DELL, EEE, Proxmox, HA and Restarting servers

Nov 2, 2023
20
0
1
Good afternoon everyone.

Currently we have three DELL R740 servers in the company and we have Proxmox 8.3.2, which are configured in a cluster with high availability and we use CEPH.
For some time now we have had unexpected restarts in the three local servers that the company has when we have congestion or a failure in the network.
Checking on the Internet we found a possible cause for the restarts and it is that in the BIOS of each server the Energy-Efficient Ethernet (EEE) option is active. We do some tests by disconnecting the network cables from the server and it turns off after a short time. So, when we disable the Energy-Efficient Ethernet (EEE) option on each network card in the BIOS and we do the tests again we do not have any restart of the server, that is, it stays on.
So far so good, but when I check in Proxmox that even though a virtual machine that we have configured on the server we tested did not perform the high availability process and the virtual machine did not move to another server in the cluster.
Seeing this, we re-enable the Energy-Efficient Ethernet (EEE) option in the BIOS and after this we observe that high availability did work on the aforementioned virtual machine.
Could someone help me solve this case of the servers not restarting after a network failure, but also having high availability work?

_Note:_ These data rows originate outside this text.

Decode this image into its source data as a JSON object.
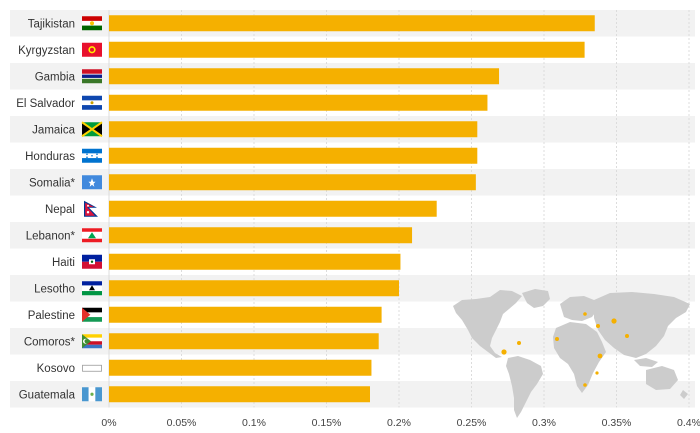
{
  "chart_data": {
    "type": "bar",
    "orientation": "horizontal",
    "title": "",
    "xlabel": "",
    "ylabel": "",
    "xlim": [
      0,
      0.4
    ],
    "x_ticks": [
      "0%",
      "0.05%",
      "0.1%",
      "0.15%",
      "0.2%",
      "0.25%",
      "0.3%",
      "0.35%",
      "0.4%"
    ],
    "grid": true,
    "bar_color": "#f5b000",
    "row_band_color": "#f2f2f2",
    "gridline_color": "#dcdcdc",
    "map_colors": {
      "land": "#cccccc",
      "highlight": "#f5b000"
    },
    "categories": [
      "Tajikistan",
      "Kyrgyzstan",
      "Gambia",
      "El Salvador",
      "Jamaica",
      "Honduras",
      "Somalia*",
      "Nepal",
      "Lebanon*",
      "Haiti",
      "Lesotho",
      "Palestine",
      "Comoros*",
      "Kosovo",
      "Guatemala"
    ],
    "values": [
      0.335,
      0.328,
      0.269,
      0.261,
      0.254,
      0.254,
      0.253,
      0.226,
      0.209,
      0.201,
      0.2,
      0.188,
      0.186,
      0.181,
      0.18
    ],
    "flags": [
      "flag-tajikistan-icon",
      "flag-kyrgyzstan-icon",
      "flag-gambia-icon",
      "flag-el-salvador-icon",
      "flag-jamaica-icon",
      "flag-honduras-icon",
      "flag-somalia-icon",
      "flag-nepal-icon",
      "flag-lebanon-icon",
      "flag-haiti-icon",
      "flag-lesotho-icon",
      "flag-palestine-icon",
      "flag-comoros-icon",
      "flag-kosovo-icon",
      "flag-guatemala-icon"
    ]
  }
}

https://www.dell.com/support/kbdoc/...icient-ethernet-eee-or-green-ethernet?lang=en

José Fermín Francisco Ferreras
 
Last edited:
Wrong Forum
 
Good afternoon everyone.

Currently we have three DELL R740 servers in the company and we have Proxmox 8.3.2, which are configured in a cluster with high availability and we use CEPH.
For some time now we have had unexpected restarts in the three local servers that the company has when we have congestion or a failure in the network.
Checking on the Internet we found a possible cause for the restarts and it is that in the BIOS of each server the Energy-Efficient Ethernet (EEE) option is active. We do some tests by disconnecting the network cables from the server and it turns off after a short time. So, when we disable the Energy-Efficient Ethernet (EEE) option on each network card in the BIOS and we do the tests again we do not have any restart of the server, that is, it stays on.
So far so good, but when I check in Proxmox that even though a virtual machine that we have configured on the server we tested did not perform the high availability process and the virtual machine did not move to another server in the cluster.
Seeing this, we re-enable the Energy-Efficient Ethernet (EEE) option in the BIOS and after this we observe that high availability did work on the aforementioned virtual machine.
Could someone help me solve this case of the servers not restarting after a network failure, but also having high availability work?

https://www.dell.com/support/kbdoc/...icient-ethernet-eee-or-green-ethernet?lang=en

José Fermín Francisco Ferreras

Wrong Sub-Forum.

For Migration set this:
1741341040726.png
 
So far so good, but when I check in Proxmox that even though a virtual machine that we have configured on the server we tested did not perform the high availability process and the virtual machine did not move to another server in the cluster.
What exactly happend on the network and pve hosts when the VM did not move to another host in the cluster?

Could someone help me solve this case of the servers not restarting after a network failure, but also having high availability work?
Remember that PVE HA will only try to restart VMs configured for HA if the host loses quorum, and for that all corosync links have to fail. It will not move a VM if just "a network" fails.

EEE should be disabled in a PVE cluster. I suppose that EEE takes down your corosync interfaces, so the host loses quorum, HA fences the host (reboots it) and VMs are moved to other host of the cluster.
 
  • Like
Reactions: smueller
Wrong Sub-Forum.

For Migration set this:
View attachment 83366
Hi smueller
Today we made some changes to Proxmox, we made the changes you recommended. A test was done on a node without virtual machines, the network cables were disconnected and the node did not restart, but when the node has at least one virtual machine and the same test is performed, the node waits for the virtual machine that is on it to be migrated and then it restarts. Why does this happen?